Oyster Industry Continues To Struggle

By: Mike Vasilinda Email
By: Mike Vasilinda Email

By: Mike Vasilinda
November 25, 2013

Tallahassee, FL - At this Tallahassee seafood market just 80 miles from what used to be the world famous oyster producing Apalachicola bay, these oysters are from Texas.

It’s gotten so that this seafood market doesn’t even bother trying to get Apalachicola oysters anymore because they are simply too difficult to get.

When times were good, Apalachicola oystermen were limited to 20 bags a day. They supplied ten percent of the nations oysters and demand always outstripped supply. They wish they could be so lucky these days. “We starving to death, God bless y’all,” says Kenny Rucker, Oysterman.

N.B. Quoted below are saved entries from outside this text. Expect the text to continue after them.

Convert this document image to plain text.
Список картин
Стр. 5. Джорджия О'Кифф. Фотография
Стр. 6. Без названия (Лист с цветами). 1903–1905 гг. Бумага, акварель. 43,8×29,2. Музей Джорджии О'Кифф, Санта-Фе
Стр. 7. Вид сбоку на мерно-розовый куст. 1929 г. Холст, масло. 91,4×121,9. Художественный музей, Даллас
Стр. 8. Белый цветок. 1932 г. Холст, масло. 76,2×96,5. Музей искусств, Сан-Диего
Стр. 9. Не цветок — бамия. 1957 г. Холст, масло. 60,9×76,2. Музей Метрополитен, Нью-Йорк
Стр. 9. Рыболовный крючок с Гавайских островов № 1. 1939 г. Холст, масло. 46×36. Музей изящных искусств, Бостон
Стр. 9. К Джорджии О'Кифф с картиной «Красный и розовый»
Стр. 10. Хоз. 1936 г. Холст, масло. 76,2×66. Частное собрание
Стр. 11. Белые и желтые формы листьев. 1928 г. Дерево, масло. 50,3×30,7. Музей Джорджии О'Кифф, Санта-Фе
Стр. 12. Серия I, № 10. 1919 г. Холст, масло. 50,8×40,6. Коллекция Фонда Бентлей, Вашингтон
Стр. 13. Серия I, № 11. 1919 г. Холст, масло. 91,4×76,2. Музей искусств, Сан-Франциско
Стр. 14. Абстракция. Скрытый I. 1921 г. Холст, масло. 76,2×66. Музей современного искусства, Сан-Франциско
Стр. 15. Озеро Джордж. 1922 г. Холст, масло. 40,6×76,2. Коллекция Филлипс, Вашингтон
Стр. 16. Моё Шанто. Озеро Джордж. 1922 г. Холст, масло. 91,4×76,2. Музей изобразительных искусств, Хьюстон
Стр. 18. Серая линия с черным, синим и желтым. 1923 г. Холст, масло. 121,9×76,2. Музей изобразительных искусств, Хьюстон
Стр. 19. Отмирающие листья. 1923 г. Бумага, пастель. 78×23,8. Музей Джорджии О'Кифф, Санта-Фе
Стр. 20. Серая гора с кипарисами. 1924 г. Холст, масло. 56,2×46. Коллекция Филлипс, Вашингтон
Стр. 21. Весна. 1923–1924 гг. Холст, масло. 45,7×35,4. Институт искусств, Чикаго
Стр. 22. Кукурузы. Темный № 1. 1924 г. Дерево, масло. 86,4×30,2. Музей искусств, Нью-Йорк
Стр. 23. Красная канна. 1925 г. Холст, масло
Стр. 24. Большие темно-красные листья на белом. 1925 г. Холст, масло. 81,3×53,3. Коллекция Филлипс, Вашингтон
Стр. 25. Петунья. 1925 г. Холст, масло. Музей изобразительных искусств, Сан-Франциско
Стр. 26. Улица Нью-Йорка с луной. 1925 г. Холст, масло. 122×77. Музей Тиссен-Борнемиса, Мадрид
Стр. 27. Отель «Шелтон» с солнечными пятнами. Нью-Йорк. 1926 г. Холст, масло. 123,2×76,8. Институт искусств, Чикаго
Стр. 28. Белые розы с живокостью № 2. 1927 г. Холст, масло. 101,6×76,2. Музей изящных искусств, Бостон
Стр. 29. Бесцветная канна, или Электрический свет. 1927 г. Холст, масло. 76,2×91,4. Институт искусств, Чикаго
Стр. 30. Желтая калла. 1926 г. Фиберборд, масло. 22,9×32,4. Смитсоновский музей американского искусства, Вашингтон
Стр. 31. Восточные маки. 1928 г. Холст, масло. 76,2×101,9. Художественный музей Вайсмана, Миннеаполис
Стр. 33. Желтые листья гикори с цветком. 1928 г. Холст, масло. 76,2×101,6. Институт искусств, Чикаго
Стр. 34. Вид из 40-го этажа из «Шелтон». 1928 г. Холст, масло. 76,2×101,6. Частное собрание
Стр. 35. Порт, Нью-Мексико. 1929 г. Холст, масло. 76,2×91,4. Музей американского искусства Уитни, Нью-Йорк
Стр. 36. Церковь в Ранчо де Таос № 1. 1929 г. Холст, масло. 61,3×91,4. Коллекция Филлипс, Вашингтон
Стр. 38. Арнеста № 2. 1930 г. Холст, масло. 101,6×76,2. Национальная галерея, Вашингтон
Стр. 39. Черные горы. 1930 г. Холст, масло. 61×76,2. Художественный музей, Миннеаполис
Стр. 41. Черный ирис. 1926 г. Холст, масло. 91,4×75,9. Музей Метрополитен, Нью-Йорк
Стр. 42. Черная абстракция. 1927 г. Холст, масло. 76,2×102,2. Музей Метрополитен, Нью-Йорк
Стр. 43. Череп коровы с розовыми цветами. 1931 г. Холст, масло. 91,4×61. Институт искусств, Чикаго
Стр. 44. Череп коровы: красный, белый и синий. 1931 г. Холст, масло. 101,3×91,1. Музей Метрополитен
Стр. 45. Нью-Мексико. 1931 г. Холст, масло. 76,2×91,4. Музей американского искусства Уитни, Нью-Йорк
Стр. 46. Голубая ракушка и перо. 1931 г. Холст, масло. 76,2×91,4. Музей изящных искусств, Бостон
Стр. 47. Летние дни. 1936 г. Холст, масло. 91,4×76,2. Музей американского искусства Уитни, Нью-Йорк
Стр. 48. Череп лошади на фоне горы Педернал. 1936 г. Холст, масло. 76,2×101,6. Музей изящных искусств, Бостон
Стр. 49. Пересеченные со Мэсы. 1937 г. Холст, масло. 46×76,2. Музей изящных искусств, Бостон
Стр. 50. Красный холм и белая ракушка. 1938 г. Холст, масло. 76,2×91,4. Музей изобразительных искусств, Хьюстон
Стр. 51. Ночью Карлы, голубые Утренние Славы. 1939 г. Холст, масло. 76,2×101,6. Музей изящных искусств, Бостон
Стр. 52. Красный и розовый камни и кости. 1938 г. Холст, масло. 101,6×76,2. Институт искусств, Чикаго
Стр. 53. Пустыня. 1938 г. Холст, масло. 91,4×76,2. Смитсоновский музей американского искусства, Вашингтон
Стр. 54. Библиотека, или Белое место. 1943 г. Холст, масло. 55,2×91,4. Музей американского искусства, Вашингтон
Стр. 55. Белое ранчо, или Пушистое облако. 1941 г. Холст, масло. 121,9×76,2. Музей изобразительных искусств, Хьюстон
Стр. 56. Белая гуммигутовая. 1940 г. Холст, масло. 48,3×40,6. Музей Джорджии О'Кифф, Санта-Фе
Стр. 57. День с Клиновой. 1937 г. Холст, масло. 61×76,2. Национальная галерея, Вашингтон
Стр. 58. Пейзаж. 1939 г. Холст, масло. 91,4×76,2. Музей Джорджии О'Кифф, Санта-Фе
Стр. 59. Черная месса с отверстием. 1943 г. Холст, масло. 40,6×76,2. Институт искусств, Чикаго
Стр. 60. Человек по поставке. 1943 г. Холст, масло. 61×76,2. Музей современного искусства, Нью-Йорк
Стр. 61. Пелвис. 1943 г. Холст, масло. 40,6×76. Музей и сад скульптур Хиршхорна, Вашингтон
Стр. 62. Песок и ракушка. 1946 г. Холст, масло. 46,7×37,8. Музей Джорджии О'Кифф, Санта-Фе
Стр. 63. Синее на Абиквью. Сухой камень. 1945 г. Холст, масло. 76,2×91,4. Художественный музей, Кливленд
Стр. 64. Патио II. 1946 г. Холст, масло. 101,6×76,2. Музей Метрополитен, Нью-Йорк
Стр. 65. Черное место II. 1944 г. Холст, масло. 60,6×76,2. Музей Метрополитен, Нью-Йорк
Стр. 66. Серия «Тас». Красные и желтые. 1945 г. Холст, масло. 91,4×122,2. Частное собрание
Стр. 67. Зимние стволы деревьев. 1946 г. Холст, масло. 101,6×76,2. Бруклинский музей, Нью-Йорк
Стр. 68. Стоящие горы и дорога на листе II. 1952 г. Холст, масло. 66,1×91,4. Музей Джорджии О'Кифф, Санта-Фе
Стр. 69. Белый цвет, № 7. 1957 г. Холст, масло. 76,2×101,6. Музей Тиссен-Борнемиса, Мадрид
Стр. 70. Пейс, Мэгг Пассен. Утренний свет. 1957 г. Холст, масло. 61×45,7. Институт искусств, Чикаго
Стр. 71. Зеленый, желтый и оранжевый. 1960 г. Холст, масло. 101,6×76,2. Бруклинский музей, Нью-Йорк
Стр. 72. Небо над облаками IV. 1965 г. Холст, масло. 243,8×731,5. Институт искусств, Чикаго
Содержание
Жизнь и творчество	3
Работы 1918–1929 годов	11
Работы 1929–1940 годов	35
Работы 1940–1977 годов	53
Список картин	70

While two bags a day is now the norm, it could get worse. Low oyster count force Fish and Wildlife regulators to close the bay on weekends. “The idea is to give the, the bay a little bit of a break from harvest and hopefully that would help increase the numbers in future years,” says Amanda Nally, FWC Spokesperson.

The Seafood Workers Association President wants to see harvesting shut down completely and the oystermen put back to work replanting shells. “I like to see the bay close and the oystermen go in and restore our bay. That way we could still sustain our living here,” says Shannon Hartsfield, Pres. Apalachicola Seafood Workers Assn.

Meanwhile, Agriculture Commissioner Adam Putnam says the bay is wrongly playing second fiddle to other water issues in the state. “Apalachicola bay needs to be an all hands on deck approach,” says Adam Putnam, Agriculture Commissioner.

And the shortage of Apalachicola oysters is pushing up the price of oysters from everywhere, nearly doubling what consumers pay for a dozen.